Her second project was in a completely different field, working on anti-doping in horse racing.

“Over the summer I did a project with a different group. They work on anti-doping research in horse racing. The idea is that if we can make steroid metabolites, we can characterise them and use them as a target in a urine sample. If someone takes steroids, the body will metabolise them, and then that'll mean that it can be soluble in the urine and excreted.

“While the concentration of the parent steroid in the urine is low, the concentration of the steroid metabolites is much higher, so we can actually make those steroid metabolites and use different analytical techniques to characterise those and make a steroid fingerprint, if you like. Based on that we can screen horse’s urine and hopefully be able to not just detect the parent, but also the steroid metabolites, which would hopefully give a more efficient and more sensitive method for detecting doping in sport.”

Given all her hard work, being awarded the AN Hambley Prize was a nice boost for Westley, and not just because of the money.

“I did get a bit of money, which is really good.
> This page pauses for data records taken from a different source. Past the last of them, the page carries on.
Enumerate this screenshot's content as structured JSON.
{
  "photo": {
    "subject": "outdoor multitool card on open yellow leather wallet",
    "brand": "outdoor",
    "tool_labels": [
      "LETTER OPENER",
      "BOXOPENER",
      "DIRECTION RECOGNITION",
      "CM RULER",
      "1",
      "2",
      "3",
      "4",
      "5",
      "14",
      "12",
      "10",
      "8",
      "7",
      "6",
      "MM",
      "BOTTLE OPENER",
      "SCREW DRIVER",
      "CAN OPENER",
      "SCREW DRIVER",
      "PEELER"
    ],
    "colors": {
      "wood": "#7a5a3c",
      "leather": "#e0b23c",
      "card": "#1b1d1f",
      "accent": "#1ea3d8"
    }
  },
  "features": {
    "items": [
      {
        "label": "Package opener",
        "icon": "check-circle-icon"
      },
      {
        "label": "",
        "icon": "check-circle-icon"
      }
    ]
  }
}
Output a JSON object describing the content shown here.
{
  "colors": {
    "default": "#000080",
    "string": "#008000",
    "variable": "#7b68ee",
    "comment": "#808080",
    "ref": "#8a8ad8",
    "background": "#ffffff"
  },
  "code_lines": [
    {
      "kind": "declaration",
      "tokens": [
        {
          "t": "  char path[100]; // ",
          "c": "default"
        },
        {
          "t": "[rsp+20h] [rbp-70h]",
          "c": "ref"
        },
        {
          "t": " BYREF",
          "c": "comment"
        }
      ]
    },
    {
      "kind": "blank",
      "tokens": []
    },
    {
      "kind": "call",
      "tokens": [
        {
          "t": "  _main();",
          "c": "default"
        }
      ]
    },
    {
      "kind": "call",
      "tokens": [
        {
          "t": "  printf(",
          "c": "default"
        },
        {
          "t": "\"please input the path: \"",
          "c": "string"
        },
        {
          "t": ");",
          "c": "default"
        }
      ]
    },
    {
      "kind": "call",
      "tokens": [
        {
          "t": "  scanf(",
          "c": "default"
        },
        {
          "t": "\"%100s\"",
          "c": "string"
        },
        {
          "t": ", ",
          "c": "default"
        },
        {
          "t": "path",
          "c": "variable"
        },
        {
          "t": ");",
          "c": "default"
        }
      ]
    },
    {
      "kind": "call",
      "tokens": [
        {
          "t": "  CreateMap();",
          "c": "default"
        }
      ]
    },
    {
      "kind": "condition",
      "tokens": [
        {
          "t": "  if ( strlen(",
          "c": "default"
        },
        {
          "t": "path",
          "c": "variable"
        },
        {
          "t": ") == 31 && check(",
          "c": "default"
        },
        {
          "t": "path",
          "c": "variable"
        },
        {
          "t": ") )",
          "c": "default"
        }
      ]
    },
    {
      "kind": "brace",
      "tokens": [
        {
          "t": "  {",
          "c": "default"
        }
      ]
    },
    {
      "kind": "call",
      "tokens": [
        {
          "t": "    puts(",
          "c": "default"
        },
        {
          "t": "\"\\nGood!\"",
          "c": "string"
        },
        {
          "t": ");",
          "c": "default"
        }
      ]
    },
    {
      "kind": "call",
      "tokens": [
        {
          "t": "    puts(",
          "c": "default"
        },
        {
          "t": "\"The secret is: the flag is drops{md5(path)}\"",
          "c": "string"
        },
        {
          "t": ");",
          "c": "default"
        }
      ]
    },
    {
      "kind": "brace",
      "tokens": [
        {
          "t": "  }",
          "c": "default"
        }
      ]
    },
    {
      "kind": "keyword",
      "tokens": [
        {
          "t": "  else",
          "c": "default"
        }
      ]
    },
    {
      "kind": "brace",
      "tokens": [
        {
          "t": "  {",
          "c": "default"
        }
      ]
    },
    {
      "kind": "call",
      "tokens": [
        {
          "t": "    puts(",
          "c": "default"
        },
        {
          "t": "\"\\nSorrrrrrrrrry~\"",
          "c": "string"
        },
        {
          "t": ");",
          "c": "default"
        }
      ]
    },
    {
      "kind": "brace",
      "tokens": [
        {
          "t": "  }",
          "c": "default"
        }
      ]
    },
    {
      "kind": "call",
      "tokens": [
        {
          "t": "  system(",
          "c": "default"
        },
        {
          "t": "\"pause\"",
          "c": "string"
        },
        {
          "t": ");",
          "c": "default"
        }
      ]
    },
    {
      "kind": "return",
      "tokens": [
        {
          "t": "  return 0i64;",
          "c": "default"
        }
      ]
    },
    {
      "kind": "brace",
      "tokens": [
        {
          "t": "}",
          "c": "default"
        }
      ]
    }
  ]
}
That's gone towards me getting a new laptop, which is something that I really needed. So that's definitely very nice.

“But I think it was just mainly a kind of encouragement to me, because I don’t think I realised that I was doing that well. Obviously, I knew I was doing okay, but to have the school say, ‘You know, actually, you're doing really well’, that just was really encouraging. I have invested a lot in my education and my education is very important to me, so it encouraged me to keep going and to work even harder this year.”

Westley intends to keep up that hard work, planning to do honours at the end of her degree. With her experience she already feels like she is prepared to get going.

“The fact that as an undergraduate, as a second year, I could do a research project with these big academics and these big research groups is not something that I thought I would be able to do at all. The fact that I have that opportunity gives me an idea of what's to come.

“I know what to expect because I've had the experience and I've already learnt some of the new techniques. I've learnt the chemistry that I need to get me through to make the transition smooth with honours and a PhD or whatever I decide to do. That's really cool.”